In the light of the foregoing, the answer to the second question is that the fourth indent of Article 203(3) of the Customs Code must be interpreted as meaning that, in circumstances such as those of the main proceedings, where an article is removed from customs supervision, the person who, as the approved consignor, placed that article in the external Community transit procedure is a customs debtor under that provision.

Costs

39

Since these proceedings are, for the parties to the main proceedings, a step in the action pending before the national court, the decision on costs is a matter for that court.
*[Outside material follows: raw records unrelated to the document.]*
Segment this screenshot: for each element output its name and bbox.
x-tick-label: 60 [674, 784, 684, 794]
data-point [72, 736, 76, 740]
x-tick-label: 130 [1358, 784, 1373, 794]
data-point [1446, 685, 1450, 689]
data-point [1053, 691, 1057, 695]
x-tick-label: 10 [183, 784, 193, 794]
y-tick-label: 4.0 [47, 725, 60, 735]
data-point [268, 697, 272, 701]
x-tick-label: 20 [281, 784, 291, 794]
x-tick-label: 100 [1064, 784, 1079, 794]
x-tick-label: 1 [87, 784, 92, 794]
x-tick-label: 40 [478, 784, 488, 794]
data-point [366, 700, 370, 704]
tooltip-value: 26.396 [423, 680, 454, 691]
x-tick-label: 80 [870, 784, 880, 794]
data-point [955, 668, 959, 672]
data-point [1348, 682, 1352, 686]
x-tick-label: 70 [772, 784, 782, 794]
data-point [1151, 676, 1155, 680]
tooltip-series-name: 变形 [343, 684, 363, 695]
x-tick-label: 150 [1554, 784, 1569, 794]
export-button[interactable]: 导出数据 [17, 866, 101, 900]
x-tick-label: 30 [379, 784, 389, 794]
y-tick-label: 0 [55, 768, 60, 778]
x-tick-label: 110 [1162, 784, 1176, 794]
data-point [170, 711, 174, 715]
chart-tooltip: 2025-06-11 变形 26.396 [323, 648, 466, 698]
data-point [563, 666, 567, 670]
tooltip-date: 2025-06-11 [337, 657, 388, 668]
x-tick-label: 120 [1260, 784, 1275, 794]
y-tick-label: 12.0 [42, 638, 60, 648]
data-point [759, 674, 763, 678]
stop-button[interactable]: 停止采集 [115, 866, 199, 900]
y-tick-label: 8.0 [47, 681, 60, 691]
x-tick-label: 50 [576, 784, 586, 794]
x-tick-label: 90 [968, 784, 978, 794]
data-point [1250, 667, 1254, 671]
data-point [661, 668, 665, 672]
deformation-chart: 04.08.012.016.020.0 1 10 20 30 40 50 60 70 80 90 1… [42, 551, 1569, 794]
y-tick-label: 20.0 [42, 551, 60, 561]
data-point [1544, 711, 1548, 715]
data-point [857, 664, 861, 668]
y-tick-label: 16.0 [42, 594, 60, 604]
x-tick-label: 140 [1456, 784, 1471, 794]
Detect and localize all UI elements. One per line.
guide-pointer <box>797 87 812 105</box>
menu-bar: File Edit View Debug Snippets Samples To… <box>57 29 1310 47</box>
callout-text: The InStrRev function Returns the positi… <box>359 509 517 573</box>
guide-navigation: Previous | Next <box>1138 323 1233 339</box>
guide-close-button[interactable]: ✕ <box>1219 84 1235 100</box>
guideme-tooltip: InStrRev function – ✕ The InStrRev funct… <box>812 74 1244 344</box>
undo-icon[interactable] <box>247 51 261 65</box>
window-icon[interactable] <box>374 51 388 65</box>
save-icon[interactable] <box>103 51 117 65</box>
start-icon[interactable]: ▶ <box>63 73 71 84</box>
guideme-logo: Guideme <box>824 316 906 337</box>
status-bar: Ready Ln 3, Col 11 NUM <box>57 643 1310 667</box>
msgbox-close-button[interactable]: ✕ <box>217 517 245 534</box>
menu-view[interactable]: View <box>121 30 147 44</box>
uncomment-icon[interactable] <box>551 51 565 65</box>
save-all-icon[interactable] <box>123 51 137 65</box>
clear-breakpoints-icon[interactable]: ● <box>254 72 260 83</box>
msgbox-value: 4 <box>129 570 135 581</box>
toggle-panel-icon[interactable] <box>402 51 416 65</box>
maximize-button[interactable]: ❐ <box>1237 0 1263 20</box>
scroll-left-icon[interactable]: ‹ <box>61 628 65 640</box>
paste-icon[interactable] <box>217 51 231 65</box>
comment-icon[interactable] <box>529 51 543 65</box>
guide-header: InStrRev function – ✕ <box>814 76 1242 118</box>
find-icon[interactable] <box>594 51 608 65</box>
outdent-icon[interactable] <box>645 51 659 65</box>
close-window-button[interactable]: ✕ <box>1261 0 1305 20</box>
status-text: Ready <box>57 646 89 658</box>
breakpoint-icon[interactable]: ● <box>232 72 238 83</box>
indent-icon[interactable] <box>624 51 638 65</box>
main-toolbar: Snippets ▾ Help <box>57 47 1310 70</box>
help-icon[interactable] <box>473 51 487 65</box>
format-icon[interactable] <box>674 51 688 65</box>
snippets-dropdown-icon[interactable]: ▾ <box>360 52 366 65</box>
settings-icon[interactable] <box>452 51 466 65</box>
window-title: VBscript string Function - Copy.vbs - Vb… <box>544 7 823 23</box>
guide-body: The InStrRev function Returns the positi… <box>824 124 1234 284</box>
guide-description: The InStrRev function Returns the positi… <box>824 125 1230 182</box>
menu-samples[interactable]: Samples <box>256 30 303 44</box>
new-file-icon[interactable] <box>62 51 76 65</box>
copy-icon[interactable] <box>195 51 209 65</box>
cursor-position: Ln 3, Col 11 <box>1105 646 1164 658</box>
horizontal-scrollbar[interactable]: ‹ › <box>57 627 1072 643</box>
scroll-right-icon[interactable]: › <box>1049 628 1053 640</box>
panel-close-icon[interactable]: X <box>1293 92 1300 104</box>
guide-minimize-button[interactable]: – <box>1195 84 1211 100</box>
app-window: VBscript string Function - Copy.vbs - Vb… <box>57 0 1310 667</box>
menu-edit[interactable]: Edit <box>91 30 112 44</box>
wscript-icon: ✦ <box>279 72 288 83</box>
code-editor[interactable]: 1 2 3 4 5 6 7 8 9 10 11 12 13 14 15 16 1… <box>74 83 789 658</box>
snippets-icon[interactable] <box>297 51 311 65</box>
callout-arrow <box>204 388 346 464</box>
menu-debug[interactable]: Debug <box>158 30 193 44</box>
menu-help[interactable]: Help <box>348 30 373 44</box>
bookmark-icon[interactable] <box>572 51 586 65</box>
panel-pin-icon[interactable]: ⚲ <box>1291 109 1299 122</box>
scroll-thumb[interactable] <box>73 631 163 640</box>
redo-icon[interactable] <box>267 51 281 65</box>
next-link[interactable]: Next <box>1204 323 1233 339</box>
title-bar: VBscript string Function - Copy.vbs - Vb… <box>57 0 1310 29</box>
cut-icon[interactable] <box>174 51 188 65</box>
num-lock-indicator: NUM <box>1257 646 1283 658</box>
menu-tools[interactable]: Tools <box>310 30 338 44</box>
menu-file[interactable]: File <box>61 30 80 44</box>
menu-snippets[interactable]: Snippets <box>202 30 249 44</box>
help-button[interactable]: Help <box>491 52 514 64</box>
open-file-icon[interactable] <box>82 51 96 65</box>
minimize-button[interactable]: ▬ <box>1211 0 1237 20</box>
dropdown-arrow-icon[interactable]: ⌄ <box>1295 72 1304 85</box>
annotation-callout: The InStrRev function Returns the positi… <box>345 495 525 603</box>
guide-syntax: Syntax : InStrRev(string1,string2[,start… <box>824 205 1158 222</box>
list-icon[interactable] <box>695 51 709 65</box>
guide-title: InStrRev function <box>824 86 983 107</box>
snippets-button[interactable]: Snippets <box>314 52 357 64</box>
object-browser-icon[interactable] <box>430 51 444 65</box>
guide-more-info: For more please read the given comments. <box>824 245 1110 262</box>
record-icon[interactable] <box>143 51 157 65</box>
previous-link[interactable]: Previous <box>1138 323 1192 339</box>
Costs incurred in submitting observations to the Court, other than the costs of those parties, are not recoverable.

 

On those grounds, the Court (Sixth Chamber) hereby rules:

 

1.

Articles 50 and 203 of Council Regulation (EEC) No 2913/92 of 12 October 1992 establishing the Community Customs Code, as amended by Regulation (EC) No 648/2005 of the European Parliament and of the Council of 13 April 2005, must be interpreted as meaning that an article left for temporary storage must be deemed to have been removed from customs supervision if it is declared for an external Community transit procedure, but it does not in fact leave the storage facility and is not presented to the customs office at the place of destination, although the transit documents have been presented there.

 

2.

The fourth indent of Article 203(3) of Regulation No 2913/92, as amended by Regulation No 648/2005, must be interpreted as meaning that, in circumstances such as those of the main proceedings, where an article is removed from customs supervision, the person who, as the approved consignor, placed that article in the external Community transit procedure is a customs debtor under that provision.

 

[Signatures]


( *1 ) Language of the case: German.